Os destinatários da boa
nova de Jesus
− os desmiolados, a escumalha, os ladrões
e as prostitutas
“Na mesma região encontravam-se uns pastores
que pernoitavam nos campos fazendo turnos a vigiar os seus rebanhos durante a
noite”.
Como acabamos de ver, os pastores
monopolizaram as atenções desta cena. «Olhai que vos anuncio uma grande
alegria, … Hoje, na cidade de David, nasceu-vos um Salvador, que é o Messias
Senhor.» (Lc 2,10-11)
Que significado têm aqui, os
pastores, neste momento da cena? Que representam eles na narração? A perícopa
inicia-se afirmando que «naquela região (Belém) havia uns pastores que passavam
a noite sob a intempérie velando o rebanho por turnos». No tempo de Jesus, os
pastores eram gente menosprezada e marginalizada pela sociedade[1].
Eram normalmente considerados delinquentes, ladrões obstinados que se dedicavam
à pilhagem contínua, pelo que constituíam um grupo que não merecia a mínima
confiança. Esse era um dos motivos por que eram proibidos de testemunhar em
julgamentos. Quanto a isto, eles eram comparáveis aos cobradores de impostos,
que, igualmente, estavam excluídos de comparecer em juízo enquanto testemunhas[2].
Também é verdade que existe uma tradição
bíblica favorável aos pastores[3].
No entanto, o contexto próximo e o horizonte da obra lucana favorece a
interpretação pejorativa: os pastores eram gente marginalizada e perigosa e,
por isso mesmo, menosprezada. Para Lucas, são precisamente estas pessoas
pobres, simples e depreciadas pelos poderosos as escolhidas por Deus para
receber, antes de mais ninguém e como autênticos destinatários, a revelação celeste de Jesus. Como disse C.

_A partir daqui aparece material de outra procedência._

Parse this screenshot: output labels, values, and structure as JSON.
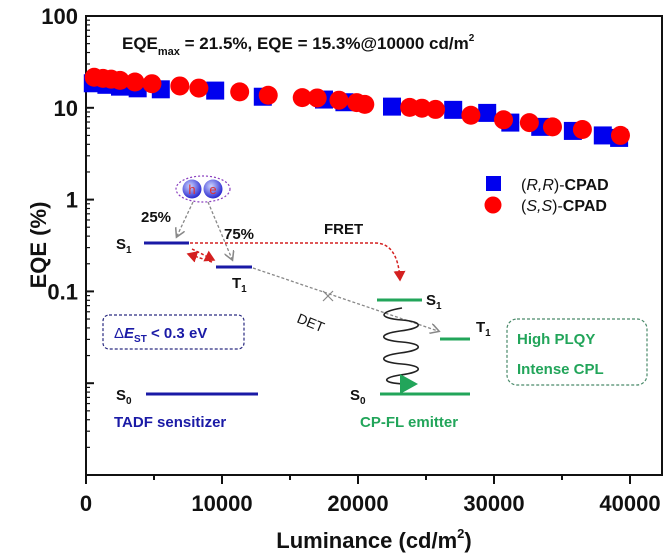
{
  "chart_data": {
    "type": "scatter",
    "title": "EQE_max = 21.5%, EQE = 15.3%@10000 cd/m²",
    "title_parts": {
      "main": "EQE",
      "sub": "max",
      "rest": " = 21.5%, EQE = 15.3%@10000 cd/m",
      "sup": "2"
    },
    "xlabel": "Luminance (cd/m²)",
    "xlabel_parts": {
      "main": "Luminance (cd/m",
      "sup": "2",
      "end": ")"
    },
    "ylabel": "EQE (%)",
    "xlim": [
      0,
      42300
    ],
    "ylim": [
      0.001,
      100
    ],
    "yscale": "log",
    "xticks": [
      0,
      10000,
      20000,
      30000,
      40000
    ],
    "xtick_labels": [
      "0",
      "10000",
      "20000",
      "30000",
      "40000"
    ],
    "yticks": [
      100,
      10,
      1,
      0.1
    ],
    "ytick_labels": [
      "100",
      "10",
      "1",
      "0.1"
    ],
    "legend_position": "right",
    "series": [
      {
        "name": "(R,R)-CPAD",
        "name_parts": {
          "italic": "R,R",
          "bold": "CPAD"
        },
        "marker": "square",
        "color": "#0000ee",
        "x": [
          500,
          1500,
          2500,
          3800,
          5500,
          9500,
          13000,
          17500,
          19000,
          22500,
          27000,
          29500,
          31200,
          33400,
          35800,
          38000,
          39200
        ],
        "y": [
          18.5,
          17.8,
          17.0,
          16.3,
          15.9,
          15.4,
          13.2,
          12.3,
          11.5,
          10.3,
          9.5,
          8.8,
          6.9,
          6.2,
          5.6,
          5.0,
          4.7
        ]
      },
      {
        "name": "(S,S)-CPAD",
        "name_parts": {
          "italic": "S,S",
          "bold": "CPAD"
        },
        "marker": "circle",
        "color": "#ff0000",
        "x": [
          600,
          1250,
          1850,
          2500,
          3600,
          4850,
          6900,
          8300,
          11300,
          13400,
          15900,
          17000,
          18600,
          19900,
          20500,
          23800,
          24700,
          25700,
          28300,
          30700,
          32600,
          34300,
          36500,
          39300
        ],
        "y": [
          21.5,
          20.9,
          20.5,
          19.9,
          19.1,
          18.3,
          17.3,
          16.4,
          14.9,
          13.7,
          12.9,
          12.8,
          12.1,
          11.4,
          10.9,
          10.1,
          9.9,
          9.6,
          8.3,
          7.4,
          6.9,
          6.2,
          5.8,
          5.0
        ]
      }
    ]
  },
  "diagram": {
    "hole_label": "h",
    "electron_label": "e",
    "pct_singlet": "25%",
    "pct_triplet": "75%",
    "tadf_s1": {
      "main": "S",
      "sub": "1"
    },
    "tadf_t1": {
      "main": "T",
      "sub": "1"
    },
    "tadf_s0": {
      "main": "S",
      "sub": "0"
    },
    "fl_s1": {
      "main": "S",
      "sub": "1"
    },
    "fl_t1": {
      "main": "T",
      "sub": "1"
    },
    "fl_s0": {
      "main": "S",
      "sub": "0"
    },
    "fret_label": "FRET",
    "det_label": "DET",
    "delta_est": {
      "delta": "Δ",
      "E": "E",
      "sub": "ST",
      "rest": " < 0.3 eV"
    },
    "tadf_label": "TADF sensitizer",
    "fl_label": "CP-FL emitter",
    "box_line1": "High PLQY",
    "box_line2": "Intense CPL",
    "colors": {
      "tadf": "#1a1aa6",
      "fl": "#22a55a",
      "fret": "#d42020",
      "det": "#888888"
    }
  }
}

Stuhlmüller, «é típico de Lucas serem os pobres os primeiros a receber a
mensagem da salvação»[4]. Os
pastores pertencem à categoria dos pobres de Yahvé de que os fariseus se
enojavam e que depreciavam porque, por causa da vida nómada que tinham de levar
[e por, apesar de ser “impuro”, serem obrigados a contactar com vísceras
ensanguentadas aquando da degola], não podiam observar todas as prescrições da
Lei»[5].
Fica bem patente o contraste entre o modelo de
sociedade judaica defendido pelo poder religioso no tempo de Jesus e o projecto
de Deus. Os pastores, protótipo das pessoas marginalizadas, menosprezadas e
descartadas são precisamente os eleitos por Deus a fim de lhes comunicar a boa
notícia, a grande alegria: o nascimento, a eles dirigido, do Salvador,
que é o Messias, o Senhor. O paralelismo com Lucas
4,18 é manifesto. Na perícopa de Belém (2,10-11), o evangelho identifica-se com o nascimento
do Salvador. É o próprio Deus quem anuncia a boa notícia aos pastores,
protótipo de gente pobre e protótipo dos destinatários do evangelho. Na cena de
Nazaré (4,18-19.21)
o evangelho identifica-se com a actividade libertadora de Jesus. Aqui, é o
próprio homem Jesus quem anuncia essa boa notícia aos pobres e oprimidos, os
verdadeiros destinatários da sua mensagem e da sua actividade salvífica.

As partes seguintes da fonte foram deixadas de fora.